What would a zoo be without animals? PETA might argue "paradise." But whatever your opinion, it would be a sad—and maybe a little creepy—series of empty cages. All that space should be used for something, right?
Jan and Antonina decide that is Hitler if going to treat people like animals, then these people might as well hide them in the empty zoo habitats. As Ackerman writes, "The great apes (including us) have been staging clever deceits, lying on purpose […] for at least 12 million years" (16.1). By hiding refugees in the zoo, Jan and Antonina are using their animal instincts against the nastiest animal of them all.
To complete the deceit, Jan and Antonina create code names for all their zoo Guests, naming the visiting humans after animals. The Kenigsweins, for example are known as the "sables" (24.12), and Antonina dyes their hair blonde to help them escape. She messes up, of course, turning their hair orange. (Don't quit your day job, Antonina.) From then on, the Kenigsweins are called "Squirrels" (25.4).

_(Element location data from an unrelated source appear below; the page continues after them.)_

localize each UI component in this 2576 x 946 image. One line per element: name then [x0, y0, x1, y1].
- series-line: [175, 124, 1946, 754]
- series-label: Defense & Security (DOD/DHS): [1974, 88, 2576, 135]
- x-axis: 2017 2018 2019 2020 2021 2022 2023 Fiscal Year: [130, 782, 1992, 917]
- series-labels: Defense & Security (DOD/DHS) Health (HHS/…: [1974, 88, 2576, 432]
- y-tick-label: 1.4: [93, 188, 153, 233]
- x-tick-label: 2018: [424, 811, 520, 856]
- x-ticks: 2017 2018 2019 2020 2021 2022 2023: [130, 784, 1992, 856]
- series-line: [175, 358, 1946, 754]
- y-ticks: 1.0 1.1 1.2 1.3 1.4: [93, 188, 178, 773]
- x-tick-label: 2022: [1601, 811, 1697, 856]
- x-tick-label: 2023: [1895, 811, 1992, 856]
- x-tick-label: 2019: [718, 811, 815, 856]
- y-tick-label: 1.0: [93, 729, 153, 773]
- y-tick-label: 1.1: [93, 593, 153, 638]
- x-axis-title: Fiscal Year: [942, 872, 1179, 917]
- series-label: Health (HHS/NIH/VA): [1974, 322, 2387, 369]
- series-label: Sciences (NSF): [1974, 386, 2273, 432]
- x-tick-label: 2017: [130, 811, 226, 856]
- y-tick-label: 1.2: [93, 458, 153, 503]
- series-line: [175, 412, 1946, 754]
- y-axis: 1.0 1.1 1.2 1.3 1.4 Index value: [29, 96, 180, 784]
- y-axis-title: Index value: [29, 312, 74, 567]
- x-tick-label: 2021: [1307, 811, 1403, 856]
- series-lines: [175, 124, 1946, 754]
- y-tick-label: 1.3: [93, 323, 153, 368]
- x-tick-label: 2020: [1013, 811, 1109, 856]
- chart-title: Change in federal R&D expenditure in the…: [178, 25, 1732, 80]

This craziness leads the Fox Man to complain that the zookeepers "use animal names for people and people's names for animals!" (24.11). Well, yeah: the code names provide an additional buffer of protection for the Guests. Because "the Nazis were ardent animal lovers and environmentalists" (8.16), they usually look the other way from the zoo. They have no problem exterminating people, but they wouldn't hurt a sable or a squirrel.
By getting in touch with their animal sides, the Guests and the zookeepers are able to do what animals have done best for millions and billions of years: survive.